A health care provider may refuse to consent to the discussion but, in that event, the party seeking the information or opinion may take the deposition of the health care provider with respect to that information and opinion, without obtaining a prior court order.

[3] Rule 2.01 of the Fourth Judicial District (Hennepin County) provides:

After a Certificate of Readiness has been filed and any asserted period of non-readiness has expired, further discovery will be permitted only upon order of the judge to whom the case has been assigned.

Some other districts have similar discovery cut-off dates. See Rule 4.02 of the Third Judicial District, Rule 11 of the Sixth Judicial District, and Rule 4.08 of the Tenth Judicial District. Currently a Supreme Court Advisory Committee is studying the proliferation of local court rules and the need for statewide uniformity.

[4] The "informal discussion" statute came from a recommendation in Report of the Minnesota Commission on Professional Liability, Minnesota Medical Association, pp. 21-22. See also Hearings on H.F. 1764 before House Judiciary Committee, 74th Minn.Leg., First Special Session, Feb. 18, 1986.

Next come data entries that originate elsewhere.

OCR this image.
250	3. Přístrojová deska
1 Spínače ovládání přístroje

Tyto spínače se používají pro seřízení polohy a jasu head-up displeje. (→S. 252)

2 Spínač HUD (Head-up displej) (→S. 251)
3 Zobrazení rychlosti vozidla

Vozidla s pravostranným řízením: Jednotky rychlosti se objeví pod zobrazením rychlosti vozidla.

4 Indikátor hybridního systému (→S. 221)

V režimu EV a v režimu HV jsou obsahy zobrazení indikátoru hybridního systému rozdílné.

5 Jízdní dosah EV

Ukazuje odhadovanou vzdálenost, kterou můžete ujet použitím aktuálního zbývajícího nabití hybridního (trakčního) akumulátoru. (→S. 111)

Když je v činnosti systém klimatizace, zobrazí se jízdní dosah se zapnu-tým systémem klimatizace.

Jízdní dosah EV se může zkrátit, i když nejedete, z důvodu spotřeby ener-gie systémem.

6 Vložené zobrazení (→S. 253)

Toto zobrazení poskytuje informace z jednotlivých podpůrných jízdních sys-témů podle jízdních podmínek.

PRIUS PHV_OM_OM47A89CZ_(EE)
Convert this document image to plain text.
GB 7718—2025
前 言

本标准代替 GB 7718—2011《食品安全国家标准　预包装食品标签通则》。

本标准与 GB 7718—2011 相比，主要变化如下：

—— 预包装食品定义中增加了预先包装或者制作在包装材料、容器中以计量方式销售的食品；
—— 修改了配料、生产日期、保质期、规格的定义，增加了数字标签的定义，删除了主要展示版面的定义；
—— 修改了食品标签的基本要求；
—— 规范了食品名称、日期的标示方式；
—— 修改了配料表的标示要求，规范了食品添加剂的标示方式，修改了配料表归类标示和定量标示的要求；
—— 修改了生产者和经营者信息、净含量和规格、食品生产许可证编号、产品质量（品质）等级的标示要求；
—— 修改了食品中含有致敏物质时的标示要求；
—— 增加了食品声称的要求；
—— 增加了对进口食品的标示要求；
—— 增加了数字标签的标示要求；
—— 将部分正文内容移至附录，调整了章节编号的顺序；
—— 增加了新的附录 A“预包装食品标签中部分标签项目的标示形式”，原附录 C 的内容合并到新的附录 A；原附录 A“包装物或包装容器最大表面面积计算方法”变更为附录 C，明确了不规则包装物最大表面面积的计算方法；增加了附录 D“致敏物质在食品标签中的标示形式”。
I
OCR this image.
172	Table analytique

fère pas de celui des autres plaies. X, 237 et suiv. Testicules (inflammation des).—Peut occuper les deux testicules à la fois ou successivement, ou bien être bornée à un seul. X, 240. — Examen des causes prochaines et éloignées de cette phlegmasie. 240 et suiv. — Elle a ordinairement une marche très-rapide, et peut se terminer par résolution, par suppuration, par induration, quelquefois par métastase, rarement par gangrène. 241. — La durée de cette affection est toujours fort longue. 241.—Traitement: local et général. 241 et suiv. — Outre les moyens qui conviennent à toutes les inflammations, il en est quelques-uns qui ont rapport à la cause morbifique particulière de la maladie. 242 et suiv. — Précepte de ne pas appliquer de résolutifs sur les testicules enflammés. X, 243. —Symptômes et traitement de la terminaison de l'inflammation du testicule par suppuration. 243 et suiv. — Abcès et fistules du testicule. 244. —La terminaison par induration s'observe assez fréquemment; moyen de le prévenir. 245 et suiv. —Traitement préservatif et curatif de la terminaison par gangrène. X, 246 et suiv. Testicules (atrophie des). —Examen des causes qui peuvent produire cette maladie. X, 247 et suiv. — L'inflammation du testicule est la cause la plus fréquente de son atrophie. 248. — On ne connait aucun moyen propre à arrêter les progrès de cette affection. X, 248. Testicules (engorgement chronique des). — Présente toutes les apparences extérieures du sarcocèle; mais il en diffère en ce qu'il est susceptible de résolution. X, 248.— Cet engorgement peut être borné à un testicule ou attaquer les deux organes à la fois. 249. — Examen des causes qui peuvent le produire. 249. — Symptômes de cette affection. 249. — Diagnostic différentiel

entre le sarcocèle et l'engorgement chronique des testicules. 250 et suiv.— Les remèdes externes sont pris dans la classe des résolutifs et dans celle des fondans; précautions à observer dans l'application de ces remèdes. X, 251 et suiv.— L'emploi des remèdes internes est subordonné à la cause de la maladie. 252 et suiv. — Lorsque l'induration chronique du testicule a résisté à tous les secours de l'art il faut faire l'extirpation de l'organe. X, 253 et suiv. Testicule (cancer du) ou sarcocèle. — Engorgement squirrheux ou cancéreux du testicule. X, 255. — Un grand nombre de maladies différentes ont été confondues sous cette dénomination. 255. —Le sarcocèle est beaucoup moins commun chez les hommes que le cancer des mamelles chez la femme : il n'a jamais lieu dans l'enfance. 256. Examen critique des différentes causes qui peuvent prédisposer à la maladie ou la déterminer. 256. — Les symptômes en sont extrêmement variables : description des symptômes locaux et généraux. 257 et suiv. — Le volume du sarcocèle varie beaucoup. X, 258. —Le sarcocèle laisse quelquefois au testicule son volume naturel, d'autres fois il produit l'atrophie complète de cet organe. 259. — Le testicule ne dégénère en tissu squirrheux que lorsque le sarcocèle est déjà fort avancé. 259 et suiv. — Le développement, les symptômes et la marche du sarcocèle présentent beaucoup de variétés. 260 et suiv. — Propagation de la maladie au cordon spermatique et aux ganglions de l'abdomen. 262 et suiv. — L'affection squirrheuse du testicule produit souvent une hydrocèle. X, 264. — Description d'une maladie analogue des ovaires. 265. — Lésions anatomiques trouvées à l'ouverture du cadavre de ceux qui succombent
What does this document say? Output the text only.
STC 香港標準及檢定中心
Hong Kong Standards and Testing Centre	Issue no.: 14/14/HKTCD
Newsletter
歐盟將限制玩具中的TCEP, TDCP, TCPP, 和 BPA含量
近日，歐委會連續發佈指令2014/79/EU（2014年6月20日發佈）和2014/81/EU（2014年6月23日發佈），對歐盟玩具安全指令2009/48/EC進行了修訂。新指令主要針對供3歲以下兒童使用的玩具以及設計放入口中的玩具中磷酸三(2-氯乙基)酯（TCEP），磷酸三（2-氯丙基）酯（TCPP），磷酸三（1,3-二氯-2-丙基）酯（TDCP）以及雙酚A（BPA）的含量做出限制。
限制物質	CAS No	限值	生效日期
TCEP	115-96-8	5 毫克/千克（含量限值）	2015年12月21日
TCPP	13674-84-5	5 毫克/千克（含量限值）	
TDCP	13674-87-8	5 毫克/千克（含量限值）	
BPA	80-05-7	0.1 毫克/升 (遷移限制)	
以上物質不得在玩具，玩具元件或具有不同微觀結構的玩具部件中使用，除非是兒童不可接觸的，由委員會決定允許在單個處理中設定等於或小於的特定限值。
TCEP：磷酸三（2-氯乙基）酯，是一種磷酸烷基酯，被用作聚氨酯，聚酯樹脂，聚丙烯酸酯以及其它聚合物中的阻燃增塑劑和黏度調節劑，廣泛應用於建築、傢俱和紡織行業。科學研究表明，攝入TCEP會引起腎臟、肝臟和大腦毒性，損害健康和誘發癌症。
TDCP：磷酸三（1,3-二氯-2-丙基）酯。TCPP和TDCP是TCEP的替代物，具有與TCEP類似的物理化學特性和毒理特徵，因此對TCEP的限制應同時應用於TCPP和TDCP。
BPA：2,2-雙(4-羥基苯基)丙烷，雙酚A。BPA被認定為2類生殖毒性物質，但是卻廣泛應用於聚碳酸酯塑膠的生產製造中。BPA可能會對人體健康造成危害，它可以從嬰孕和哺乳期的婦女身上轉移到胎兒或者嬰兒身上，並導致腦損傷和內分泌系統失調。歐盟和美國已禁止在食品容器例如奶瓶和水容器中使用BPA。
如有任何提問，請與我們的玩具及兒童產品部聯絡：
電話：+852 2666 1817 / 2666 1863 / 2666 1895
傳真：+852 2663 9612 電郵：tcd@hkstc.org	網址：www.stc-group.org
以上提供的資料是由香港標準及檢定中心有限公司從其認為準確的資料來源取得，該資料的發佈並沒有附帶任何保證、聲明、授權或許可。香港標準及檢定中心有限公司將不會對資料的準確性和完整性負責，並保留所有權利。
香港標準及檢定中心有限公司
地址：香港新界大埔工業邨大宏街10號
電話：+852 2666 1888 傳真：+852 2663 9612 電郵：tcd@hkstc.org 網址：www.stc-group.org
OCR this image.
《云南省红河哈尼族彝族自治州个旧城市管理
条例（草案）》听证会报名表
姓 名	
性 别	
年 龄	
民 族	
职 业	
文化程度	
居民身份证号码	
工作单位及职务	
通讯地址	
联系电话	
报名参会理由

[5] While section 595.02, subd. 5, says "all parties to the action, and their attorneys" may talk to the doctor, in practice the statute serves to afford defense counsel access to doctors, such as Dr. Peterson, who have treated or are treating the plaintiff and who are nonparty witnesses.

[6] Minn.R.Civ.P. 35.04 provides, in part: "Depositions of treating or examining medical experts shall not be taken except upon order of the court for good cause shown upon motion and notice to the parties * * *."

[7] Under this interpretation, it would appear that Rule 35.04 is being legislatively amended, although it would seem from the legislative history of section 595.02, subd. 5, that this was not intended. The question then becomes whether the court rule (requiring good cause and an order) or the statute (an order not required) is to govern. In this case, however, the doctor has not refused an "informal discussion"; consequently, we need not decide an issue not before us. If counsel were to be confronted with this situation, prudence might well suggest that counsel comply with Rule 35.04 and seek an order to depose.